Gerry opposed commerce taxes and was elected to the Massachusetts General Court on an anti-British campaign in May 1772. He was elected to the Massachusetts Legislature in 1773. In 1774 he was selected to attend the Provincial Congress. At the Continental Congress he did committee work on commercial and naval concerns. In 1798 he attended the Constitutional Convention, but he was opposed to the Federal Constitution. Though he had signed both the Declaration of Independence and the Articles of Confederation, Gerry was one of three to refuse to sign the Constitution.

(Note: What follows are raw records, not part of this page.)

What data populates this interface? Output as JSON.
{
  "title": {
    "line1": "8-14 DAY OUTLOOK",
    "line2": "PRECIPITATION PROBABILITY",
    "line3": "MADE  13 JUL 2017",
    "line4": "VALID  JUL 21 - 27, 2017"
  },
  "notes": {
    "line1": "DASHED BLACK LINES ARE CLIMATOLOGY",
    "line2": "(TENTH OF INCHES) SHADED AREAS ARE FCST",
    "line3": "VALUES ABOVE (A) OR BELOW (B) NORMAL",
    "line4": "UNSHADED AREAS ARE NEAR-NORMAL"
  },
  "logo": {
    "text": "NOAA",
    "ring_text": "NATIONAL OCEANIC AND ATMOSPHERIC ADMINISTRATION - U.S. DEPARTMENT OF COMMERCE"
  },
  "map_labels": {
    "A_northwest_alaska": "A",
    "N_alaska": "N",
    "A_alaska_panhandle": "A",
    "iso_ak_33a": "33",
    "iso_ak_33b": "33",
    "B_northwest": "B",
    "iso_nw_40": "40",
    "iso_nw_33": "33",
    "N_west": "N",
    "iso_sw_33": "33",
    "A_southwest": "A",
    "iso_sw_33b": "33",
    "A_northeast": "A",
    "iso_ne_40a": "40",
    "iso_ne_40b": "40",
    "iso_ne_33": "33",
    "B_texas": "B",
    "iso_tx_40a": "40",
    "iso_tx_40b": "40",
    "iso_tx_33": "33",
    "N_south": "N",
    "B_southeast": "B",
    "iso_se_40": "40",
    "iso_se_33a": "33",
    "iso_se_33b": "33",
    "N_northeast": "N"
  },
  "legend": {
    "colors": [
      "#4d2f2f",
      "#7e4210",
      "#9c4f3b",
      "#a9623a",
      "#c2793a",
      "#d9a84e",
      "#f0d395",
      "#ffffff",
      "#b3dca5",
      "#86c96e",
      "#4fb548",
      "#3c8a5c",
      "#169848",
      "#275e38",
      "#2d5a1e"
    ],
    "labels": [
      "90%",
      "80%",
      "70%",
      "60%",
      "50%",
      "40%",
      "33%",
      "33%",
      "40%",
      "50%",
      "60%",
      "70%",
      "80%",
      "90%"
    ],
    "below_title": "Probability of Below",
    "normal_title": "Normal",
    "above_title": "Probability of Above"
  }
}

He represented Massachusetts in the first two Congresses as an Anti-Administration candidate, and after being elected into Congress, Gerry became a strong supporter of the new government and Alexander Hamilton’s reports on public credit. He also supported the Bank of the United States. In 1797 he was an envoy sent to France. After the other delegates of the envoy returned, Elbridge stayed in France, so he was accused of supporting the French. He served as governor of Massachusetts in 1780 and 1781. Gerry received a lot of criticism because he redistricted the state to the advantage of his own political party. In 1812 he was elected as Vice President under President Madison. On November 23, 1814, he died in Washington, D.C.